Там мы с мамой просидели до ночи. Никто вокруг не произносил слово «война», я слышал другое слово – «провокация». Его повторяли все. Разговоры были, что вот-вот наши войска перейдут в наступление. Сталин дал приказ. И в это верили.

Но всю ночь гудели заводские трубы на окраинах Минска…

Первые убитые…

Первой… увидел убитую лошадь… Следом… убитую женщину… Это меня удивило. Я представлял, что на войне убивают только мужчин.

Проснусь утром… Хочу вскочить, а потом вспоминаю – война, и закрываю глаза. Не хочется верить.

На улицах перестали стрелять. Вдруг тишина. Несколько дней было тихо. И потом сразу началось движение… Идет, например, белый человек, весь от ботинок до волос белый. В муке. И несет на себе белый мешок. Другой бежит… У него из карманов падают консервные банки, в руках консервные банки. Конфеты… Пачки табака… Кто-то несет перед собой шапку с сахаром… Кастрюлю с сахаром… Не описать! Один тащит рулон ткани, другой идет весь обмотанный синим ситцем. Красным… Смешно, но никто не смеется. Это разбомбили продуктовые склады. Большой магазин недалеко от нашего дома… Люди бросились разбирать то, что там осталось. На сахарном заводе несколько человек утонуло в чанах с сахарной патокой. Ужас! Весь город грыз семечки. Нашли где-то склад с семечками. На моих глазах прибежала к магазину женщина… У нее с собой ничего не было: ни мешка, ни сетки – так она сняла с себя комбинацию. Рейтузы. И набила их гречневой крупой. Потащила. Все это почему-то молча. Никто не разговаривал.

Когда я позвал маму, осталась одна горчица, желтые банки с горчицей. «Не бери ничего», – просила мама. Позже она призналась, что ей было стыдно, потому что всю жизнь она учила меня другому. Даже когда мы голодали и вспоминали эти дни, все равно ни о чем не жалели. Такая была моя мама.

По городу… По нашим улицам спокойно гуляли немецкие солдаты. Снимали все на кинопленку. Смеялись. У нас до войны была любимая игра, мы рисовали немцев. Рисовали их с большими зубами. Клыками. А тут они ходят… Молодые, красивые… С красивыми гранатами, засунутыми в голенища крепких сапог. Играют на губных гармошках. Даже шутят с нашими красивыми девушками.

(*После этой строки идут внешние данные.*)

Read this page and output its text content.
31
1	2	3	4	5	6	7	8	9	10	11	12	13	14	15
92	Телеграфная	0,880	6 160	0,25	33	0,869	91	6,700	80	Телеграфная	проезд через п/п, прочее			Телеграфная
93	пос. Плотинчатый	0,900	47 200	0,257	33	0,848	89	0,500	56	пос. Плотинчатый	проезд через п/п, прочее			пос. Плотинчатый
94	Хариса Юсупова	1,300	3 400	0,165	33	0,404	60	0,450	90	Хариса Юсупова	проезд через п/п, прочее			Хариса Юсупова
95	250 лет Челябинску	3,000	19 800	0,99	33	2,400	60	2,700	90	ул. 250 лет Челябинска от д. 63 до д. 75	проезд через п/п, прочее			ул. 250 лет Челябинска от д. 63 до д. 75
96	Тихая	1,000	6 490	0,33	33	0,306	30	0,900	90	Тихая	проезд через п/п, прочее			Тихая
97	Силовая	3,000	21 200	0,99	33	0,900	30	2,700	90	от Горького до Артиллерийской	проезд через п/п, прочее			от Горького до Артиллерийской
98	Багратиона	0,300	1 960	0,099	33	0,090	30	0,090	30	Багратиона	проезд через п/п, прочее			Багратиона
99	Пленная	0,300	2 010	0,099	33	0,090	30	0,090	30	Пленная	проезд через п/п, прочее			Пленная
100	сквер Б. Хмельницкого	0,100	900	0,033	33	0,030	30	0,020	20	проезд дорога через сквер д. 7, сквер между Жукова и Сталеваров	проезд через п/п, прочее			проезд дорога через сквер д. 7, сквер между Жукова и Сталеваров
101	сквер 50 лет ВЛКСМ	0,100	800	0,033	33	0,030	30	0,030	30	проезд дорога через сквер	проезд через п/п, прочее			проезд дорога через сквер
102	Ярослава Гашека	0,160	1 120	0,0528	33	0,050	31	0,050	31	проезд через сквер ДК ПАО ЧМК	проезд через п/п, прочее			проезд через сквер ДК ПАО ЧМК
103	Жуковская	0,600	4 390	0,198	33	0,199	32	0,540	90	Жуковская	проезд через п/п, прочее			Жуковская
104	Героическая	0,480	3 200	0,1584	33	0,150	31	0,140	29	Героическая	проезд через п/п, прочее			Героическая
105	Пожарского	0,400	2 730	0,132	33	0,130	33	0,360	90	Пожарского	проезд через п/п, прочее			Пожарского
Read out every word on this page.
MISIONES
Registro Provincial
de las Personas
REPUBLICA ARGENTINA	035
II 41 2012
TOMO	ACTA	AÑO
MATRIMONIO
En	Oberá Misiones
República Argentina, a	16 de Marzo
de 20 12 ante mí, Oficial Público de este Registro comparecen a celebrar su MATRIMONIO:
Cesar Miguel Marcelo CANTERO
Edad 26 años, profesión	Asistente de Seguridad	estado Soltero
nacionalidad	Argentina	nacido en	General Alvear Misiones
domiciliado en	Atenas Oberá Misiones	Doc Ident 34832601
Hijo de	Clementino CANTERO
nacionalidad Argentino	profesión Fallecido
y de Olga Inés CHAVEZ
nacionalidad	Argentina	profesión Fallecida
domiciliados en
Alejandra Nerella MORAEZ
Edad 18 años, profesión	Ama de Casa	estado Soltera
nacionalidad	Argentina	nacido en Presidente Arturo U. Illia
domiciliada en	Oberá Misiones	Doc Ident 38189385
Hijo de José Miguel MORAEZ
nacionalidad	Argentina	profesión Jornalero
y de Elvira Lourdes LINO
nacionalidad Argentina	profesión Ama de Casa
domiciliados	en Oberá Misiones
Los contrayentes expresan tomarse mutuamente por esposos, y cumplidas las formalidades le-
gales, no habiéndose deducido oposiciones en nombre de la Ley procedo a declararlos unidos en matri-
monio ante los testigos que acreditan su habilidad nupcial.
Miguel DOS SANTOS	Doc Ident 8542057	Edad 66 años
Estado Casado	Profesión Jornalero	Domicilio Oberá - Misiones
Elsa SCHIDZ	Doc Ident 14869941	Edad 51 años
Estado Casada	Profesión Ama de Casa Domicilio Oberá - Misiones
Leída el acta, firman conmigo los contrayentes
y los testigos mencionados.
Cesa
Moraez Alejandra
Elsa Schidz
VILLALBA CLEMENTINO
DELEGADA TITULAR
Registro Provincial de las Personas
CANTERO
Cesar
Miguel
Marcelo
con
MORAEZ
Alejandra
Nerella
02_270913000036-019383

Пожилой немец тащит какой-то ящик. Ящик тяжелый. Он подозвал меня и показал: помоги. У ящика были две ручки, мы взялись с ним за эти ручки. Когда донесли, куда надо, немец похлопал меня по плечу и достал из кармана пачку сигарет. Вот, мол, плата.

Я пришел домой. Мне не терпится, сел на кухне и закурил. И не слышал, как стукнула дверь, заходит мама:

– Куришь?

– М-м…

– А сигареты чьи?

– Немецкие.

– Куришь, да еще вражеские сигареты. Это измена Родине.

То была моя первая и последняя сигарета.

Однажды вечером мама села возле меня:

– Мне невыносимо, что они здесь. Ты меня понимаешь?

Она хотела бороться. С первых дней. Мы решили искать подпольщиков, мы не сомневались, что они есть. Ни на минуту не сомневались.

– Я люблю тебя больше всех на свете, – сказала мама. – Но ты меня понимаешь? Ты меня простишь, если с нами что-нибудь случится?

Я влюбился в свою маму, теперь я слушал ее беспрекословно. И это потом осталось на всю жизнь.

«Бабушка молилась… она просила, чтобы моя душа вернулась…»

Наташа Голик – 5 лет.

Сейчас – корректор.


Я научилась молиться… Часто вспоминаю, как в войну я научилась молиться…

Сказали: война, я – и это понятно – в пять лет не воображала никаких картин. Никаких страхов. Но от страха, именно от страха, уснула. И спала два дня. Два дня лежала, как кукла. Все думали, что я умерла. Мама плакала, а бабушка молилась. Она молилась два дня и две ночи.